I don’t think it is brave and I am not exactly sure that the market is coming back to life either. The crux of the matter is that I don’t need to turn over a great deal to do what I want to do and what I am doing isn’t being done elsewhere in Nottingham. I know there are enough people like me, who may not be spending a fortune but who still want nice gear, to support the shop. It is very much about quality, not quantity. I don’t want to be seen as a big retailer, I want to be seen as a trustworthy one and as a shop that brings interesting things to its customers. I think if Heligoland can crack that then growth will happen as a natural consequence… but for now I’m just having a good time getting things off the ground.
What's the story behind the name Heligoland?
My mate Jim at Spitfire Studio has always loved the shipping forecast on Radio 4 because it carries a feeling of weird maritime loneliness about it. But also because it shows you, in a very specific way, how Britain relates to the countries around it. Much of the stuff has a Scandinavian sensibility but a very British aesthetic; it’s also quite functional. When you look at it like that the parallel is fairly obvious. Originally we were going to call the shop German Bight, which is a shipping area but as we looked into it we found that German Bight used to be called Heligoland, which seemed much cooler. Then we found out that the Heligoland Islands were a former British holding, but we gave them to Germany prior to bombing the hell out of them for no reason in World War II. That idea of isolated people that didn’t feel part of anywhere else appealed to us… it was a nice allegory for the mindset of us: the shop and our customers.

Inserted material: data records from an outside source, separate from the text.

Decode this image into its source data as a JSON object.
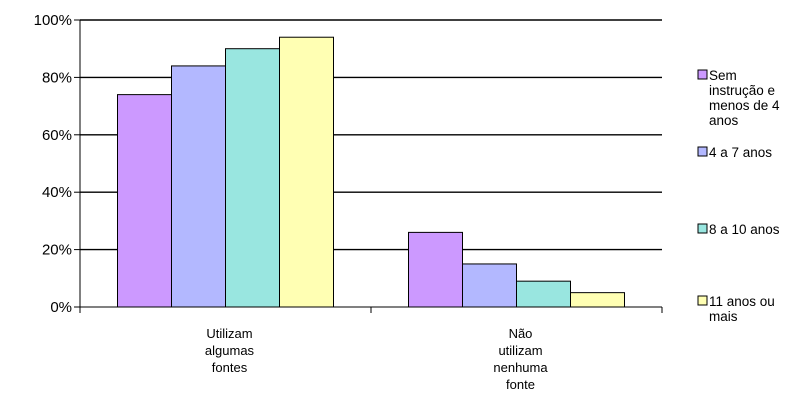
{
  "chart_data": {
    "type": "bar",
    "title": "",
    "xlabel": "",
    "ylabel": "",
    "ylim": [
      0,
      100
    ],
    "yticks": [
      "0%",
      "20%",
      "40%",
      "60%",
      "80%",
      "100%"
    ],
    "grid": true,
    "legend_position": "right",
    "categories": [
      [
        "Utilizam",
        "algumas",
        "fontes"
      ],
      [
        "Não",
        "utilizam",
        "nenhuma",
        "fonte"
      ]
    ],
    "series": [
      {
        "name": [
          "Sem",
          "instrução e",
          "menos de 4",
          "anos"
        ],
        "color": "#cc99ff",
        "values": [
          74,
          26
        ]
      },
      {
        "name": [
          "4 a 7 anos"
        ],
        "color": "#b3b8ff",
        "values": [
          84,
          15
        ]
      },
      {
        "name": [
          "8 a 10 anos"
        ],
        "color": "#99e6e0",
        "values": [
          90,
          9
        ]
      },
      {
        "name": [
          "11 anos ou",
          "mais"
        ],
        "color": "#ffffb3",
        "values": [
          94,
          5
        ]
      }
    ]
  }
}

You are stocking some really strong brands and it’s great to see emerging brands such as Norse Projects and Wood Wood readily available in Nottingham. Do you have a brand strategy or is it more influenced on personal preference?
It’s really about good clothes rather than fashion. To that end, what we stock is defined pretty much by chance. If I see something amazing whilst out and about I’ll get it in, if my mates tell me about something, I’ll check it out. The idea of the shop as a meeting place for like-minded people has always been a guiding one so the stuff that we stock really happens organically as a result of that.
One day I just looked around and thought, I’m not really happy here. I’ve got all these ideas for the sort of place I’d like there to be in Nottingham and it doesn’t exist at the moment - bugger it, I’ll open it.
Seeing as independent menswear stores are few and far between in Nottingham, how well has the shop been received ?
It’s been really positive. So many people have been very supportive of what we are trying to achieve.
Bridlesmith walk is a great location as it is very much central to the high street, was the idea always to open here or did any other areas of the city appeal to you?
There were a couple of other places. The key was always to find a unit that was close enough to the action to guarantee a certain amount of spontaneous footfall whilst being far enough off the beaten-track to remain relatively niche. However, this was the best and ultimately I’m glad I stuck with it.
What can we expect to see from Heligoland in the future?
More brands, interesting events and parties and ultimately a really good e-commerce site.
So if you’re a man with any passing interest in what you wear, give Heligoland a visit, and always support your local independent store.